⚗️ Algoritmo 9.3 — Manejo del prurito refractario

🎯 Objetivo clínico
Controlar el prurito crónico resistente a antihistamínicos y corticoides, identificando los mecanismos inflamatorios, neuropáticos y centrales implicados, e integrando terapias sistémicas, neuromoduladoras y biológicas de forma escalonada y segura.
El propósito es romper el círculo picor–rascado–inflamación, restaurando la calidad de vida y el sueño del paciente.

🧩 1️⃣ Evaluación inicial

Confirmar y tratar causas secundarias o asociadas:
• Xerosis, insuficiencia renal o hepática, colestasis, ferropenia, linfoma cutáneo, dermatitis atópica activa.
• Revisar fármacos pruritógenos: opiáceos, IECAs, estatinas, hidroclorotiazida, inhibidores de JAK, antipalúdicos, anti-TNF.
• Cuantificar la intensidad con EVA o NRS de prurito (0–10).
• Registrar distribución, cronología, ritmo circadiano y factores desencadenantes (calor, estrés, sudoración, ansiedad).
• Evaluar impacto emocional, alteración del sueño y calidad de vida (DLQI o ItchyQoL).

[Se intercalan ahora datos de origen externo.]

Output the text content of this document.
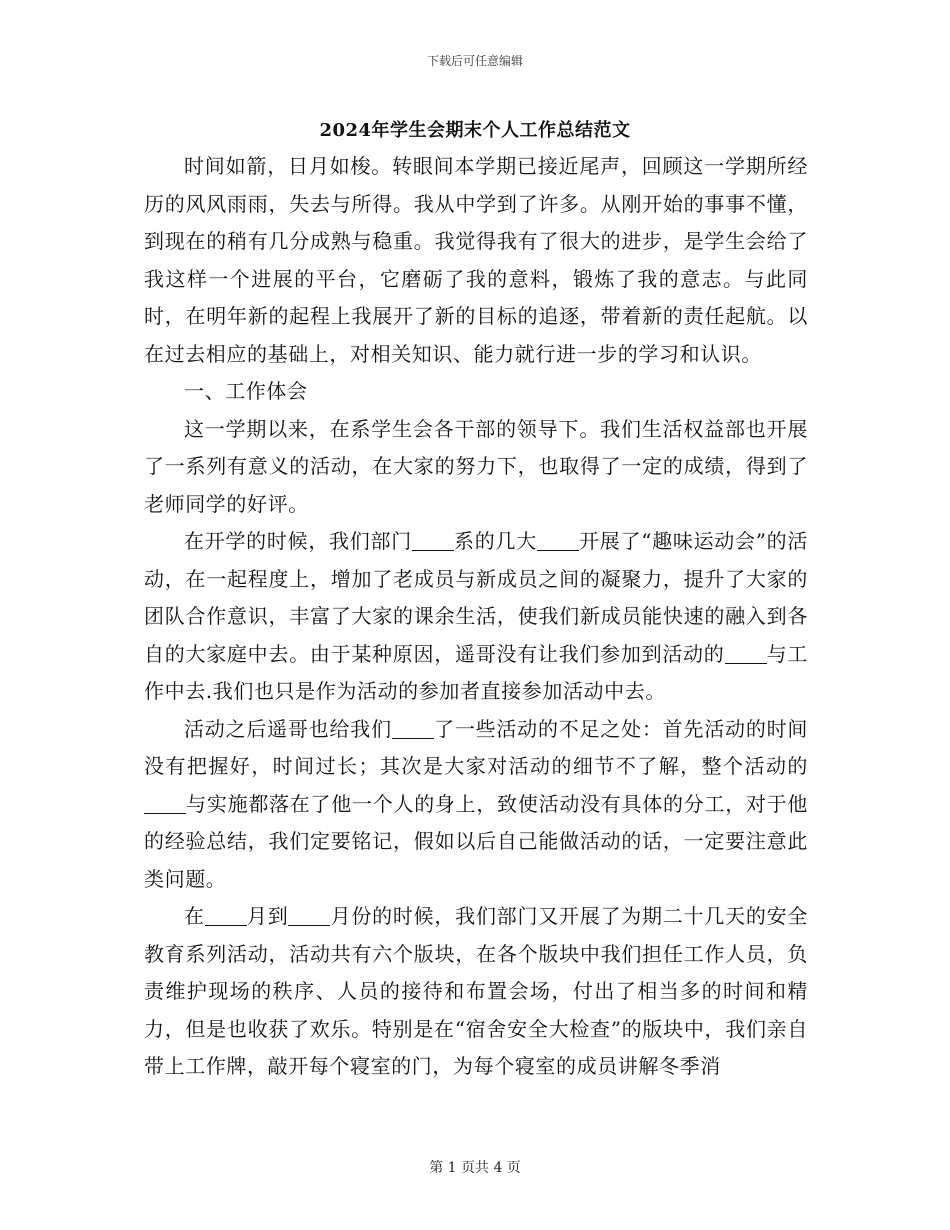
下载后可任意编辑
2024年学生会期末个人工作总结范文

时间如箭，日月如梭。转眼间本学期已接近尾声，回顾这一学期所经历的风风雨雨，失去与所得。我从中学到了许多。从刚开始的事事不懂，到现在的稍有几分成熟与稳重。我觉得我有了很大的进步，是学生会给了我这样一个进展的平台，它磨砺了我的意料，锻炼了我的意志。与此同时，在明年新的起程上我展开了新的目标的追逐，带着新的责任起航。以在过去相应的基础上，对相关知识、能力就行进一步的学习和认识。

一、工作体会

这一学期以来，在系学生会各干部的领导下。我们生活权益部也开展了一系列有意义的活动，在大家的努力下，也取得了一定的成绩，得到了老师同学的好评。

在开学的时候，我们部门 系的几大 开展了“趣味运动会”的活动，在一起程度上，增加了老成员与新成员之间的凝聚力，提升了大家的团队合作意识，丰富了大家的课余生活，使我们新成员能快速的融入到各自的大家庭中去。由于某种原因，遥哥没有让我们参加到活动的 与工作中去.我们也只是作为活动的参加者直接参加活动中去。

活动之后遥哥也给我们 了一些活动的不足之处：首先活动的时间没有把握好，时间过长；其次是大家对活动的细节不了解，整个活动的与实施都落在了他一个人的身上，致使活动没有具体的分工，对于他的经验总结，我们定要铭记，假如以后自己能做活动的话，一定要注意此类问题。

在 月到 月份的时候，我们部门又开展了为期二十几天的安全教育系列活动，活动共有六个版块，在各个版块中我们担任工作人员，负责维护现场的秩序、人员的接待和布置会场，付出了相当多的时间和精力，但是也收获了欢乐。特别是在“宿舍安全大检查”的版块中，我们亲自带上工作牌，敲开每个寝室的门，为每个寝室的成员讲解冬季消

第 1 页共 4 页
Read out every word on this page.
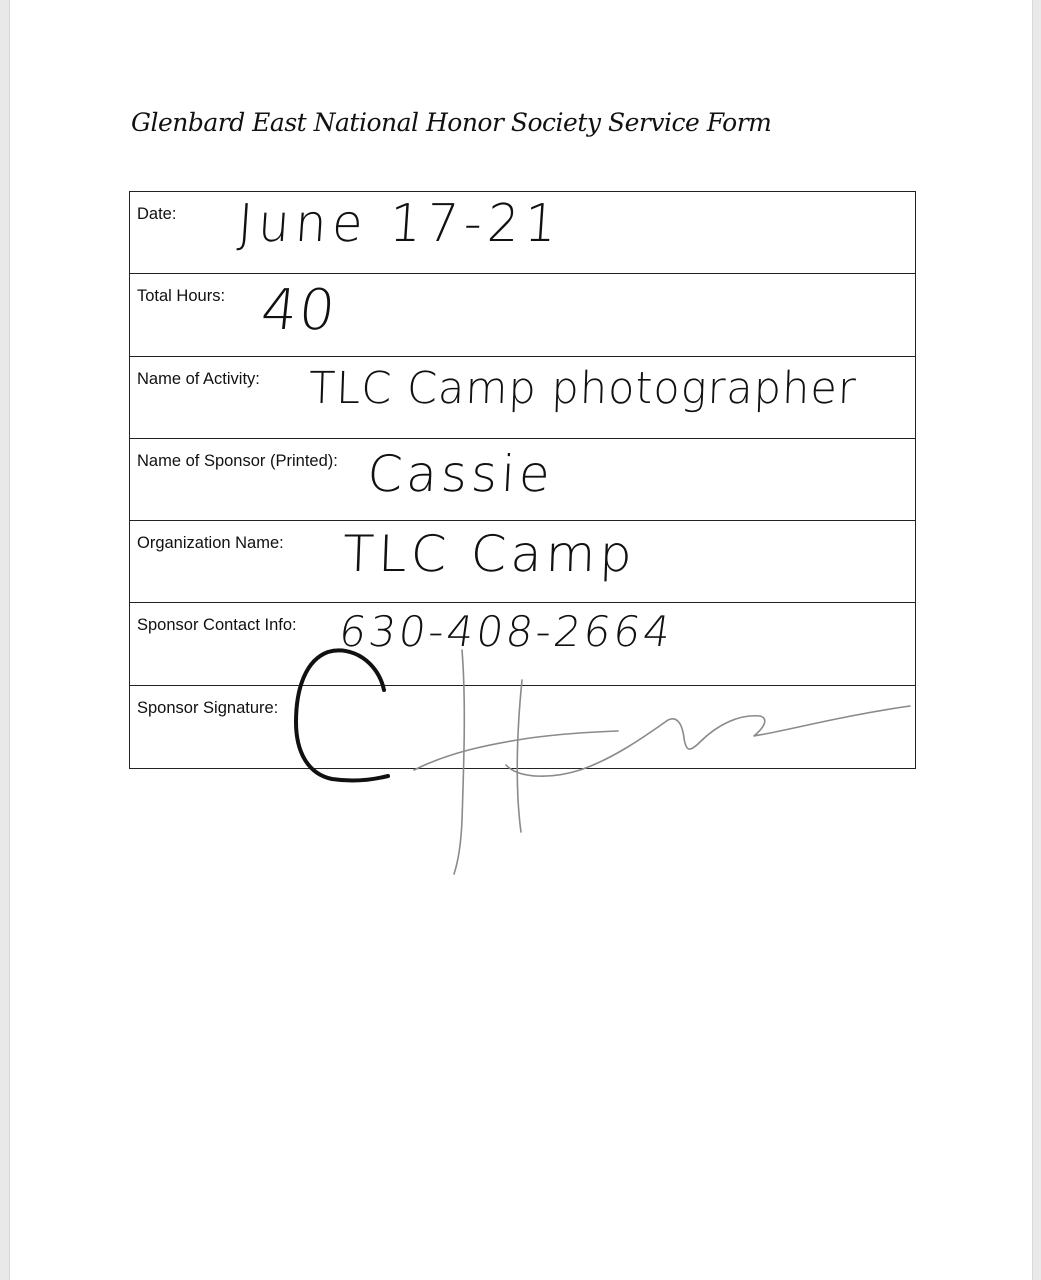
Glenbard East National Honor Society Service Form
Date: June 17-21
Total Hours: 40
Name of Activity: TLC Camp photographer
Name of Sponsor (Printed): Cassie
Organization Name: TLC Camp
Sponsor Contact Info: 630-408-2664
Sponsor Signature:
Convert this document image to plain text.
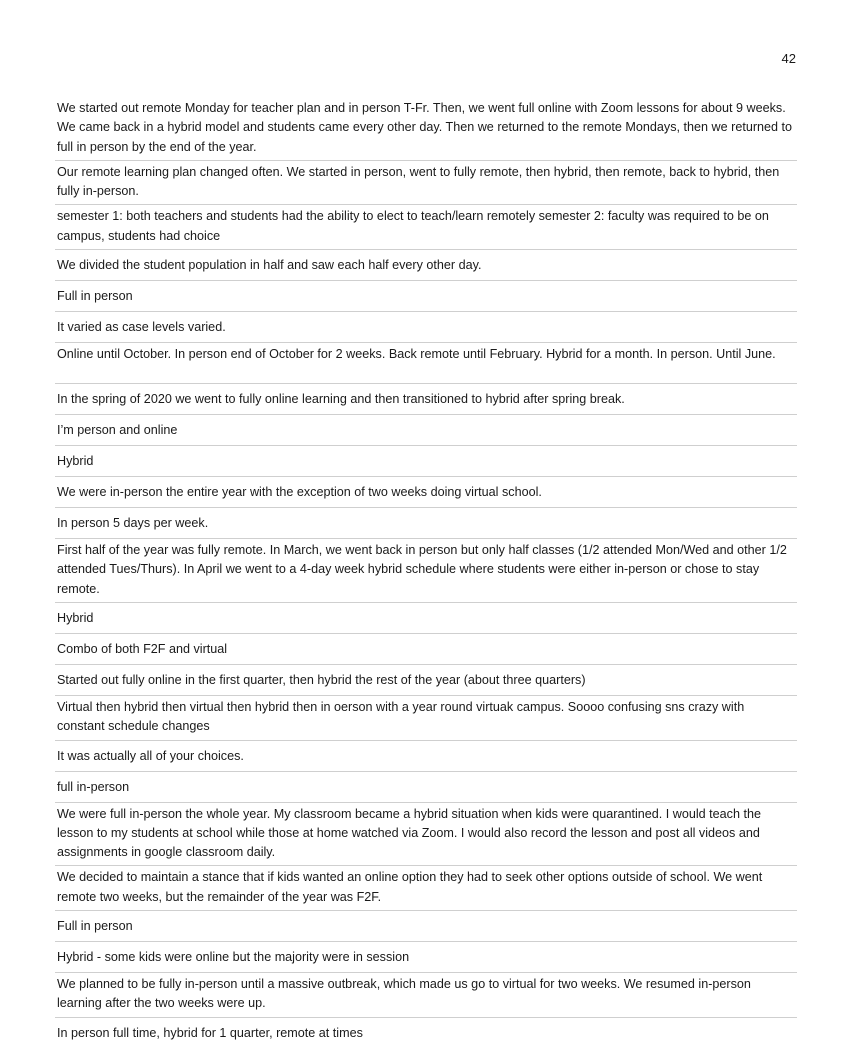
42
We started out remote Monday for teacher plan and in person T-Fr. Then, we went full online with Zoom lessons for about 9 weeks. We came back in a hybrid model and students came every other day. Then we returned to the remote Mondays, then we returned to full in person by the end of the year.
Our remote learning plan changed often. We started in person, went to fully remote, then hybrid, then remote, back to hybrid, then fully in-person.
semester 1: both teachers and students had the ability to elect to teach/learn remotely semester 2: faculty was required to be on campus, students had choice
We divided the student population in half and saw each half every other day.
Full in person
It varied as case levels varied.
Online until October. In person end of October for 2 weeks. Back remote until February. Hybrid for a month. In person. Until June.
In the spring of 2020 we went to fully online learning and then transitioned to hybrid after spring break.
I’m person and online
Hybrid
We were in-person the entire year with the exception of two weeks doing virtual school.
In person 5 days per week.
First half of the year was fully remote. In March, we went back in person but only half classes (1/2 attended Mon/Wed and other 1/2 attended Tues/Thurs). In April we went to a 4-day week hybrid schedule where students were either in-person or chose to stay remote.
Hybrid
Combo of both F2F and virtual
Started out fully online in the first quarter, then hybrid the rest of the year (about three quarters)
Virtual then hybrid then virtual then hybrid then in oerson with a year round virtuak campus. Soooo confusing sns crazy with constant schedule changes
It was actually all of your choices.
full in-person
We were full in-person the whole year. My classroom became a hybrid situation when kids were quarantined. I would teach the lesson to my students at school while those at home watched via Zoom. I would also record the lesson and post all videos and assignments in google classroom daily.
We decided to maintain a stance that if kids wanted an online option they had to seek other options outside of school. We went remote two weeks, but the remainder of the year was F2F.
Full in person
Hybrid - some kids were online but the majority were in session
We planned to be fully in-person until a massive outbreak, which made us go to virtual for two weeks. We resumed in-person learning after the two weeks were up.
In person full time, hybrid for 1 quarter, remote at times
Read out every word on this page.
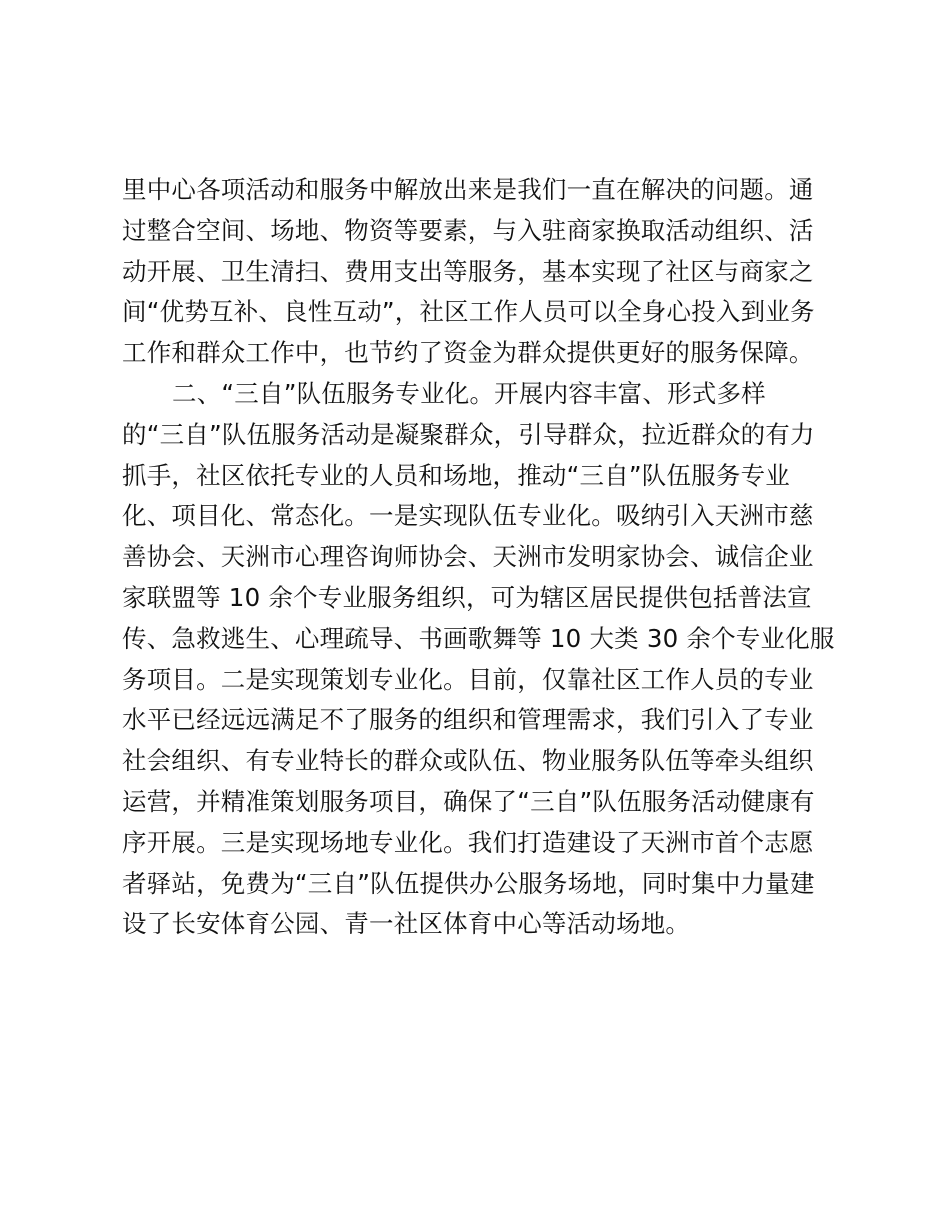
里中心各项活动和服务中解放出来是我们一直在解决的问题。通
过整合空间、场地、物资等要素，与入驻商家换取活动组织、活
动开展、卫生清扫、费用支出等服务，基本实现了社区与商家之
间“优势互补、良性互动”，社区工作人员可以全身心投入到业务
工作和群众工作中，也节约了资金为群众提供更好的服务保障。
二、“三自”队伍服务专业化。开展内容丰富、形式多样
的“三自”队伍服务活动是凝聚群众，引导群众，拉近群众的有力
抓手，社区依托专业的人员和场地，推动“三自”队伍服务专业
化、项目化、常态化。一是实现队伍专业化。吸纳引入天洲市慈
善协会、天洲市心理咨询师协会、天洲市发明家协会、诚信企业
家联盟等 10 余个专业服务组织，可为辖区居民提供包括普法宣
传、急救逃生、心理疏导、书画歌舞等 10 大类 30 余个专业化服
务项目。二是实现策划专业化。目前，仅靠社区工作人员的专业
水平已经远远满足不了服务的组织和管理需求，我们引入了专业
社会组织、有专业特长的群众或队伍、物业服务队伍等牵头组织
运营，并精准策划服务项目，确保了“三自”队伍服务活动健康有
序开展。三是实现场地专业化。我们打造建设了天洲市首个志愿
者驿站，免费为“三自”队伍提供办公服务场地，同时集中力量建
设了长安体育公园、青一社区体育中心等活动场地。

💡 Perla: el prurito persistente > 6 semanas debe considerarse una enfermedad en sí misma y abordarse de manera multidimensional, no como síntoma aislado.

⚙️ 2️⃣ Estratificación fisiopatológica

Prurito inflamatorio: mediado por IL-4, IL-13, IL-31, TSLP, típico de dermatitis atópica, eccemas, prurigo nodular o lupus cutáneo.

Prurito neuropático: lesión o disfunción de fibras C aferentes o vías espinotalámicas (ej. neuropatía diabética, prurito postherpético, parestesias localizadas).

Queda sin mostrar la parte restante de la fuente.